No rebound for manufacturing sector

CONDITIONS in the UK’s manufacturing sector have continued to improve in the final quarter but signs for a strong rebound in 2010 remain elusive.

That’s the finding of a joint study by manufacturers’ organisation EEF and business advisers BDO.

The fourth quarter survey confirms that the worst of the downturn is behind the sector and the weak pound and recovering world markets are beginning to have a positive impact.

But confidence across manufacturing remains fragile, as companies anticipate other obstacles on the road out of recession such as increased exchange rate volatility and potential supply chain risks.

EEF also warned that given the experience of previous recessions when investment took some three to four years to recover the steep cutbacks seen during the current downturn present a significant threat to industry’s longer term competitiveness.

The manufacturer’s organisation is urging the Chancellor provide stability and certainty in the business environment in his pre-budget statement.

It is recommending that he leaves supportive measures in place such as the 40% first year capital allowances for an additional 12 months until April 2011.
This also means forgoing measures that would raise taxes during a recovery that will stretch companies’ working capital.

Commenting, EEF chief economist, Lee Hopley, said: “While conditions are continuing to improve on the back of recovering world markets and a weaker currency, there is little to suggest that we are in for anything other than a long, slow haul out of recovery.

“Manufacturers have been grappling with extremely difficult trading conditions for more than a year now, but we’re not out of the woods yet and a great deal of economic uncertainty remains.”

He added: “Cutbacks in investment remain of particular concern.
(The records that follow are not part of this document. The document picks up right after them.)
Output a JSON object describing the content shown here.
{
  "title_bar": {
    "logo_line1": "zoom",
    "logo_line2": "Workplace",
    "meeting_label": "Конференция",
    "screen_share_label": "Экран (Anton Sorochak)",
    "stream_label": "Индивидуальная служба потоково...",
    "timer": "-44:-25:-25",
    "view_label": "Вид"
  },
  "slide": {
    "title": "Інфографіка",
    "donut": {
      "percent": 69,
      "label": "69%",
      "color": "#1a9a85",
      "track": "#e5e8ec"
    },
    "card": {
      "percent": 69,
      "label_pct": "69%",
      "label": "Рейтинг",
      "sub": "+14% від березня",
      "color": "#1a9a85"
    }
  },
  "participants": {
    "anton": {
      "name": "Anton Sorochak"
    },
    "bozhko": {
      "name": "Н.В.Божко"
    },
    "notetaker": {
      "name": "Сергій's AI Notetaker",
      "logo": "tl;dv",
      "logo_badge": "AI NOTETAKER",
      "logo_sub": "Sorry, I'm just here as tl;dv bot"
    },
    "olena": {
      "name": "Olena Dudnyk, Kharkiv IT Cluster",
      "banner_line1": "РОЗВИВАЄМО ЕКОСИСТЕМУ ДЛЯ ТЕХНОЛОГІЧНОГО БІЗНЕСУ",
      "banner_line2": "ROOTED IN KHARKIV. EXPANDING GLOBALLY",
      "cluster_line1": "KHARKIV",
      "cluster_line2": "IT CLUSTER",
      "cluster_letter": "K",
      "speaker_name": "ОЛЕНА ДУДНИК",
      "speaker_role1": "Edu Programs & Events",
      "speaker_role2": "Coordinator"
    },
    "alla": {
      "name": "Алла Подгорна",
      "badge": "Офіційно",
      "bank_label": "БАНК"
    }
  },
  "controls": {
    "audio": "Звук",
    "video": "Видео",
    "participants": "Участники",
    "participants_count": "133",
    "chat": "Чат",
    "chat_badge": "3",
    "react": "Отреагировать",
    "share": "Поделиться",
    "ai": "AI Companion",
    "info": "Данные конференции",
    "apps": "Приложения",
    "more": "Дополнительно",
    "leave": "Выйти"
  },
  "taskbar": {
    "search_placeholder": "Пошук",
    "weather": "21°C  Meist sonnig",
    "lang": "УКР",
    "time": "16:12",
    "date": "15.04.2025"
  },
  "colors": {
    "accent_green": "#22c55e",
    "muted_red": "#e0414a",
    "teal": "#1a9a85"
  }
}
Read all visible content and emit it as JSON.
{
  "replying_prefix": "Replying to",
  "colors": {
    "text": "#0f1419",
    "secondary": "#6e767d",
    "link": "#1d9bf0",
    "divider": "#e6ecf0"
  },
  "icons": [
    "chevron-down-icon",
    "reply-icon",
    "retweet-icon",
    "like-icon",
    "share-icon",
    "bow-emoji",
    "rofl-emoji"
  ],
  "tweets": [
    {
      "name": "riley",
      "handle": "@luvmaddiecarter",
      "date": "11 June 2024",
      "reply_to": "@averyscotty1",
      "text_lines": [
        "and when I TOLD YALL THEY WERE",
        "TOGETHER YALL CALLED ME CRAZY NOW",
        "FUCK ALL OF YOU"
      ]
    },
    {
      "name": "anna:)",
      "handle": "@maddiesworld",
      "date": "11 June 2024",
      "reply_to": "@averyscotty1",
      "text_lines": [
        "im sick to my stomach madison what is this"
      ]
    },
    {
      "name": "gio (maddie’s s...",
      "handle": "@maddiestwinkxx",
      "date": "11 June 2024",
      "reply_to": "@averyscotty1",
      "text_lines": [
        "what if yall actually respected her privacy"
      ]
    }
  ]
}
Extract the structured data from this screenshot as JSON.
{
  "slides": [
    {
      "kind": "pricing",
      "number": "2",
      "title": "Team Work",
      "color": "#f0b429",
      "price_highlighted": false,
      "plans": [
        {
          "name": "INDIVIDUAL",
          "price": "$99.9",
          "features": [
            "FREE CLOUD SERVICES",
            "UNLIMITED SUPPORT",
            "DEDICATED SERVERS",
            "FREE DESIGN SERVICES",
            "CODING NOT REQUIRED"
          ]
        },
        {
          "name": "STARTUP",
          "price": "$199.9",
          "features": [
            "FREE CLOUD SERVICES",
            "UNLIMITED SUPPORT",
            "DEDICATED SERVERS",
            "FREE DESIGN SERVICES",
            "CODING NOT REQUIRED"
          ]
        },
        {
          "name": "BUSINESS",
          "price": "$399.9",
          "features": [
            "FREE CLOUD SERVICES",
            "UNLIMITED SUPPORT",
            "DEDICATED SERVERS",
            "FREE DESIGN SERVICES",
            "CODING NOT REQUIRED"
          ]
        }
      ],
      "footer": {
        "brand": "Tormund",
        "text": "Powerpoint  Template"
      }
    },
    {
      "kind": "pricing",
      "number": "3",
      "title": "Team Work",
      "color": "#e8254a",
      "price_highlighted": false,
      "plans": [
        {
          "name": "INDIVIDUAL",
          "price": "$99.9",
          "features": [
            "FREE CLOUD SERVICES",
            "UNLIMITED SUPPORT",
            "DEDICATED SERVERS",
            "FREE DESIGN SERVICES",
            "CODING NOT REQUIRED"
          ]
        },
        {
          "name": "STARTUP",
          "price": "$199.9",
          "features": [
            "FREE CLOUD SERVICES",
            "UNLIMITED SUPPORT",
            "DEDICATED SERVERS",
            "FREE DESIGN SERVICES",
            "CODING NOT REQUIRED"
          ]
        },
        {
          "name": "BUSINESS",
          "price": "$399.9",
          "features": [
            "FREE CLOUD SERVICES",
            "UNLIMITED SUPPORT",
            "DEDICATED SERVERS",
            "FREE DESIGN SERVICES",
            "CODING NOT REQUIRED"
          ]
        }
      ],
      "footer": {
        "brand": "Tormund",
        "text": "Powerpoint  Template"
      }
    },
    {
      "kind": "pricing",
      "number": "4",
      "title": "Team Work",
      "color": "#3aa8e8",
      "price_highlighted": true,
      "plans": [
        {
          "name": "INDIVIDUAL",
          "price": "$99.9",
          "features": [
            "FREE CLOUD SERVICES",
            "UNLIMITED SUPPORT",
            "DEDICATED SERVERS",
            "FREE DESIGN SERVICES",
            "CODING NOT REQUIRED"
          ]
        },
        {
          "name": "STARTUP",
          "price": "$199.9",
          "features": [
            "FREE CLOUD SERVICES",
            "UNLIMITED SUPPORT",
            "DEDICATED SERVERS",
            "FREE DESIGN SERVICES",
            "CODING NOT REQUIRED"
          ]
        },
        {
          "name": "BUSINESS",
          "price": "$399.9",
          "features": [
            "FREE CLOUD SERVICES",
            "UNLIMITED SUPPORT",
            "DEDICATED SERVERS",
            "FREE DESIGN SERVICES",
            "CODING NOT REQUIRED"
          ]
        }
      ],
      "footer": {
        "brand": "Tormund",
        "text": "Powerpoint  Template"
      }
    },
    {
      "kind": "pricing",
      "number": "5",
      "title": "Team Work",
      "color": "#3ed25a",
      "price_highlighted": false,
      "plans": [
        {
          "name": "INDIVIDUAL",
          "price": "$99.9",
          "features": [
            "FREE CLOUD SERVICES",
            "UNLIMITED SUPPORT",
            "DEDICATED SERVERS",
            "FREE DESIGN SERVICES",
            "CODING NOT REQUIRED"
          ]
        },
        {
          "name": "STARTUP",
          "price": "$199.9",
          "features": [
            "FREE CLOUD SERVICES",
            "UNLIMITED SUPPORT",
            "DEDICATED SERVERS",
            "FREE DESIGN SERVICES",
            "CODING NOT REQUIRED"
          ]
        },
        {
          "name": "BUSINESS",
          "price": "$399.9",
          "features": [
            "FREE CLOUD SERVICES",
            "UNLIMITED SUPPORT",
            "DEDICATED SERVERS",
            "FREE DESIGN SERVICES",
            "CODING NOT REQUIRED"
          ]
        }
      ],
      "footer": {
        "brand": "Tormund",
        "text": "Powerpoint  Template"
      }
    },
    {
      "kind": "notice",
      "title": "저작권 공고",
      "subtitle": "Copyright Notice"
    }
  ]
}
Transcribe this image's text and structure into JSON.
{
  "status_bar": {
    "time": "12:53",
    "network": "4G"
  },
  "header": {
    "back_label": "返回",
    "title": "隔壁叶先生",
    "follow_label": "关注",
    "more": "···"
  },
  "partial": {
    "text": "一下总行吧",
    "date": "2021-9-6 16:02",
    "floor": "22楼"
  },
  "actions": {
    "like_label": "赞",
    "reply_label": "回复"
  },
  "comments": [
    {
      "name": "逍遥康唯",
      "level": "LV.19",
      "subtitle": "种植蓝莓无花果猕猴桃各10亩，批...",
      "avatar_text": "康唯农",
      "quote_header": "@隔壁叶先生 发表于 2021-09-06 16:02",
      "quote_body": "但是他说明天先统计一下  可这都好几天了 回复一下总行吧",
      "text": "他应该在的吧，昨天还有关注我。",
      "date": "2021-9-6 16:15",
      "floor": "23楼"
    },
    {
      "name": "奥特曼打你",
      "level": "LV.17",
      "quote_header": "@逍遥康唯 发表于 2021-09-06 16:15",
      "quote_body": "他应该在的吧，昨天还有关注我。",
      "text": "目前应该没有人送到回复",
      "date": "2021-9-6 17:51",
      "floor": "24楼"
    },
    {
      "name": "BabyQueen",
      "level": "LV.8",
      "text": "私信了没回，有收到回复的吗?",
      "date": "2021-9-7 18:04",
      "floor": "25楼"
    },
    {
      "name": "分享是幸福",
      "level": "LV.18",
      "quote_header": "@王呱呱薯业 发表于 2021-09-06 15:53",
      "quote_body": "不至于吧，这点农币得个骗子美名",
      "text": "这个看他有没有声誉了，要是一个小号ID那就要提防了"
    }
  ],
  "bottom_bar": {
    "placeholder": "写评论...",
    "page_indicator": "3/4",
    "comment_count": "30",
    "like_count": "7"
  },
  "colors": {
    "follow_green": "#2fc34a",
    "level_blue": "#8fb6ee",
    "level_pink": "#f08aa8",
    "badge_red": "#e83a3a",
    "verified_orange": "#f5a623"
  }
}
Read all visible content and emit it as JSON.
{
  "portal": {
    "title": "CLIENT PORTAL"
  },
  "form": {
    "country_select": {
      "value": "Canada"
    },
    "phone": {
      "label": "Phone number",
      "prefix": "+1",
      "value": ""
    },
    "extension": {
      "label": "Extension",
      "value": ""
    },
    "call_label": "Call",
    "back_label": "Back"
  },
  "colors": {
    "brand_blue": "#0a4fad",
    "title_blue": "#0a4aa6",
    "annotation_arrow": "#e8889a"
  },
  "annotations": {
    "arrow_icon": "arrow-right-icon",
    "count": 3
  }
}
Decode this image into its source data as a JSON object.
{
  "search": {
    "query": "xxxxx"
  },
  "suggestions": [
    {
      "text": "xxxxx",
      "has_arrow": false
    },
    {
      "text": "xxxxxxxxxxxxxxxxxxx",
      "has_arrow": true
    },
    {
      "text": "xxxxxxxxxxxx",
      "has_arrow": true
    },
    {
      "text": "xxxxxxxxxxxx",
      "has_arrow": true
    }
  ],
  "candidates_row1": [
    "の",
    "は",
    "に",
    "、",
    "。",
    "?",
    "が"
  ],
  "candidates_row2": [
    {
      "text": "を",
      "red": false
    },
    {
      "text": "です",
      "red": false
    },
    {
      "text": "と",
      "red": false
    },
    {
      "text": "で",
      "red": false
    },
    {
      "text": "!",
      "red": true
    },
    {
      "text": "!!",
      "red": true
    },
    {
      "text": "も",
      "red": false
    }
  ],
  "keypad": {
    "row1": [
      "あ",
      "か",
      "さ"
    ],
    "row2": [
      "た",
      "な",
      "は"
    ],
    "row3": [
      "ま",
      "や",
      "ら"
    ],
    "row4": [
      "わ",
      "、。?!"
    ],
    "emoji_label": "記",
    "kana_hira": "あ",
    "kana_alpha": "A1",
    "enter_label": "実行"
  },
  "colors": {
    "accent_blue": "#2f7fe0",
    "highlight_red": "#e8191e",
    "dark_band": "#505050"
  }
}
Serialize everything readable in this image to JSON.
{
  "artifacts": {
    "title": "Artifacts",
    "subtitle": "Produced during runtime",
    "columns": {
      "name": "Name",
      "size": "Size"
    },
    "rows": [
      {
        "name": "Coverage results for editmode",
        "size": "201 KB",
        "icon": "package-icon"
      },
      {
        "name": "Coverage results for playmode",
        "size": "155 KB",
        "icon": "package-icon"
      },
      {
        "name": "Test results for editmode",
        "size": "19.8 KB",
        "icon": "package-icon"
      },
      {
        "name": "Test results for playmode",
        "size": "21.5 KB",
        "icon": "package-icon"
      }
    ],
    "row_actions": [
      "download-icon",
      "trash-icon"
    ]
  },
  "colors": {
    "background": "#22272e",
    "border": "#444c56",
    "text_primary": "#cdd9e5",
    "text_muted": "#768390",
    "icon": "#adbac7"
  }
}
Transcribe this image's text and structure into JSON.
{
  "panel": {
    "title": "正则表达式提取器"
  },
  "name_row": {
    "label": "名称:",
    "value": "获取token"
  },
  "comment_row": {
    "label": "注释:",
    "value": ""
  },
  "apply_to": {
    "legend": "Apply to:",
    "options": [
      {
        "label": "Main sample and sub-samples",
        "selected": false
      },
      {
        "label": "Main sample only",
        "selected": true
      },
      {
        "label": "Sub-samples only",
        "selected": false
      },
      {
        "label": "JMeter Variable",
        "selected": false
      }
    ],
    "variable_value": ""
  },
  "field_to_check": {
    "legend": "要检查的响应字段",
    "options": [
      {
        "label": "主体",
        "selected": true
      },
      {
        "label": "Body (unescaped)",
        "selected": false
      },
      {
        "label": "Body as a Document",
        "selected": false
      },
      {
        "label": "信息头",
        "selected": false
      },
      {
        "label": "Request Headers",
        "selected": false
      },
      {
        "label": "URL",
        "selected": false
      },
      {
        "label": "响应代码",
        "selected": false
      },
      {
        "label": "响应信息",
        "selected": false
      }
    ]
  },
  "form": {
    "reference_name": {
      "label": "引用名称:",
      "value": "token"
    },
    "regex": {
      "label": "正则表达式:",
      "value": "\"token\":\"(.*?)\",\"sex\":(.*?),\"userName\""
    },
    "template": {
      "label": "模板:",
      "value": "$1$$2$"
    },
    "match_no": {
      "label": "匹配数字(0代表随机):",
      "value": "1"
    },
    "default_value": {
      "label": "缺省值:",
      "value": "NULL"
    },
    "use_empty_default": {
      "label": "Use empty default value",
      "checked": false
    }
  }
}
Whilst the need to address the public finances in the long term is urgent, this must be balanced with the need to continue with supportive measures underpinning a productive sector of the economy.”

The report also found that the number of companies seeing output and orders decline has moved from firmly negative to almost in balance with those recording an increase.

Responses on both indicators were the best since quarter three 2008. New orders have also improved, especially overseas where the balance on export orders has improved from -44% to -5% in the past six months.

In line with the improvement in output balances nationally, most UK regions have seen output improve from the lows reported over the past six months.

However, the continued weakness in metals has kept some of the balances in the Northern regions below the UK average.

Following the historic lows of the second quarter, the third quarter saw fewer firms across all sectors reporting declining output across the board. With the exception of basic metals this trend continued in the past three mont

Whilst the improvement in conditions hasn’t yet put a floor under job losses in manufacturing the pace of cuts has at least slowed with the balance of companies reducing headcount in the past three months was unchanged from the previous quarter.

EEF is forecasting manufacturing output to have contracted by 10.4% in 2009 but to grow by only 0.9% in 2010. Engineering output is forecast to decline by 16.0% this year and zero growth next year.